Django¶
In Identify Distribution Strategy we discussed the framework-agnostic database changes required for using Citus in the multi-tenant use case. Here we investigate specifically how to migrate multi-tenant Django applications to a Citus storage backend with the help of the django-multitenant library.
This process will be in 5 steps:
Introducing the tenant column to models missing it that we want to distribute
Changing the primary keys of distributed tables to include the tenant column
Updating the models to use the
TenantModelMixin
Distributing the data
Updating the Django Application to scope queries
Preparing to scale-out a multi-tenant application¶
Initially you’ll start with all tenants placed on a single database node. To be able to scale out django, some simple changes will have to be made to your models.
Let’s consider this simplified model:
from django.utils import timezone
from django.db import models
class Country(models.Model):
name = models.CharField(max_length=255)
class Account(models.Model):
name = models.CharField(max_length=255)
domain = models.CharField(max_length=255)
subdomain = models.CharField(max_length=255)
country = models.ForeignKey(Country, on_delete=models.SET_NULL)
class Manager(models.Model):
name = models.CharField(max_length=255)
account = models.ForeignKey(Account, on_delete=models.CASCADE,
related_name='managers')
class Project(models.Model):
name = models.CharField(max_length=255)
account = models.ForeignKey(Account, related_name='projects',
on_delete=models.CASCADE)
managers = models.ManyToManyField(Manager)
class Task(models.Model):
name = models.CharField(max_length=255)
project = models.ForeignKey(Project, on_delete=models.CASCADE,
related_name='tasks')
The tricky thing with this pattern is that in order to find all tasks for an account, you’ll have to query for all of an account’s project first. This becomes a problem once you start sharding data, and in particular when you run UPDATE or DELETE queries on nested models like task in this example.

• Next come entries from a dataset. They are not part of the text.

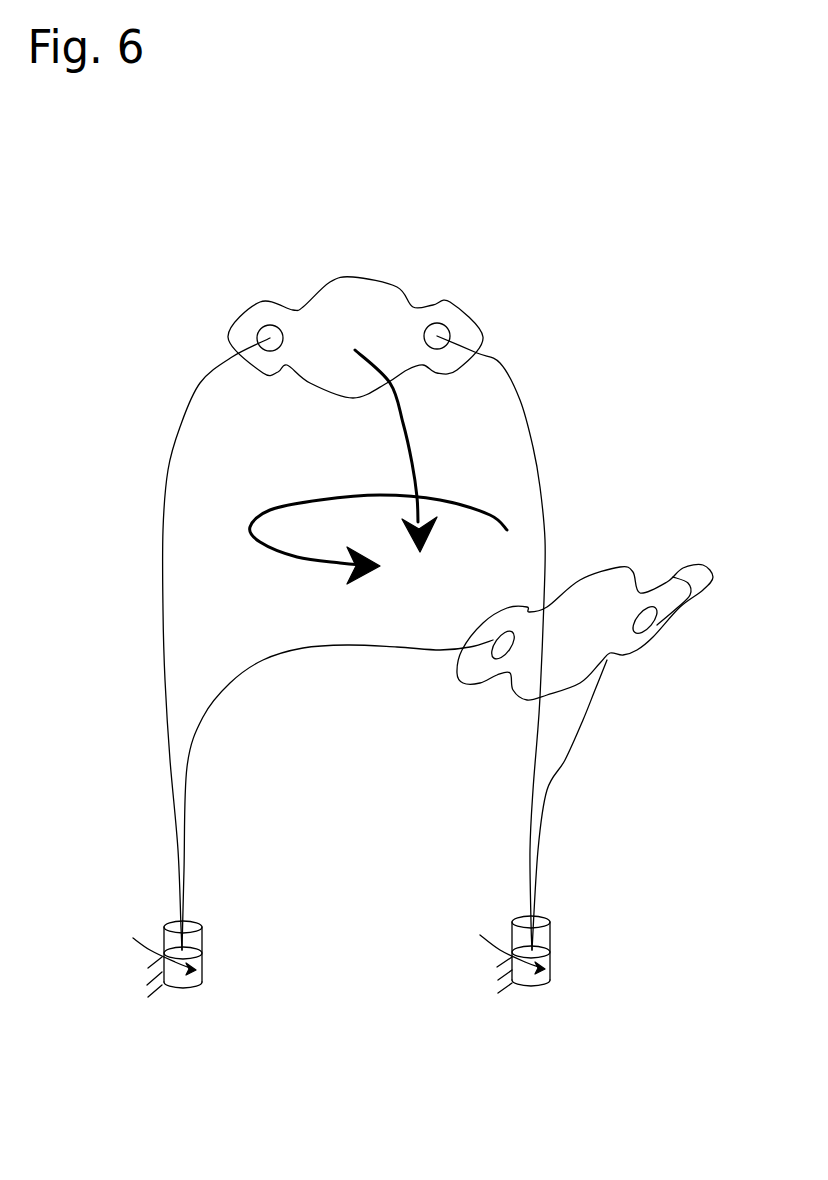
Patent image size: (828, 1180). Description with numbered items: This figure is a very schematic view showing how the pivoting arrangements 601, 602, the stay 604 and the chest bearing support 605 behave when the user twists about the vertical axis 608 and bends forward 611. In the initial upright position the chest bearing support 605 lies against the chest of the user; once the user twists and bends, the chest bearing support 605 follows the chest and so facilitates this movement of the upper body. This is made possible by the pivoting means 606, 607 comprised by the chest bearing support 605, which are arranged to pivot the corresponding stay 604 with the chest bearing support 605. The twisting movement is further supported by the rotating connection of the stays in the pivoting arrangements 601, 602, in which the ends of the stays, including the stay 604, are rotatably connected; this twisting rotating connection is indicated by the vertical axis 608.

The pivoting arrangement 601 is at (552, 935).
The pivoting arrangement 602 is at (167, 948).
The stay 604 is at (162, 540).
The chest bearing support 605 is at (354, 300).
The pivoting means 606 is at (272, 335).
The pivoting means 607 is at (438, 330).
The vertical axis 608 is at (273, 507).
The bending forward 611 is at (412, 448).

1. Introducing the tenant column to models belonging to an account¶
1.1 Introducting the column to models belonging to an account
In order to scale out a multi-tenant model, it’s essential for queries to quickly locate all records that belong to an account. Consider an ORM call such as:
Project.objects.filter(account_id=1).prefetch_related('tasks')
It generates these underlying SQL queries:
SELECT *
FROM myapp_project
WHERE account_id = 1;
SELECT *
FROM myapp_task
WHERE project_id IN (1, 2, 3);
However the second query would go faster with an extra filter:
-- the AND clause identifies the tenant
SELECT *
FROM myapp_task
WHERE project_id IN (1, 2, 3)
AND account_id = 1;
This way you can easily query the tasks belonging to one account.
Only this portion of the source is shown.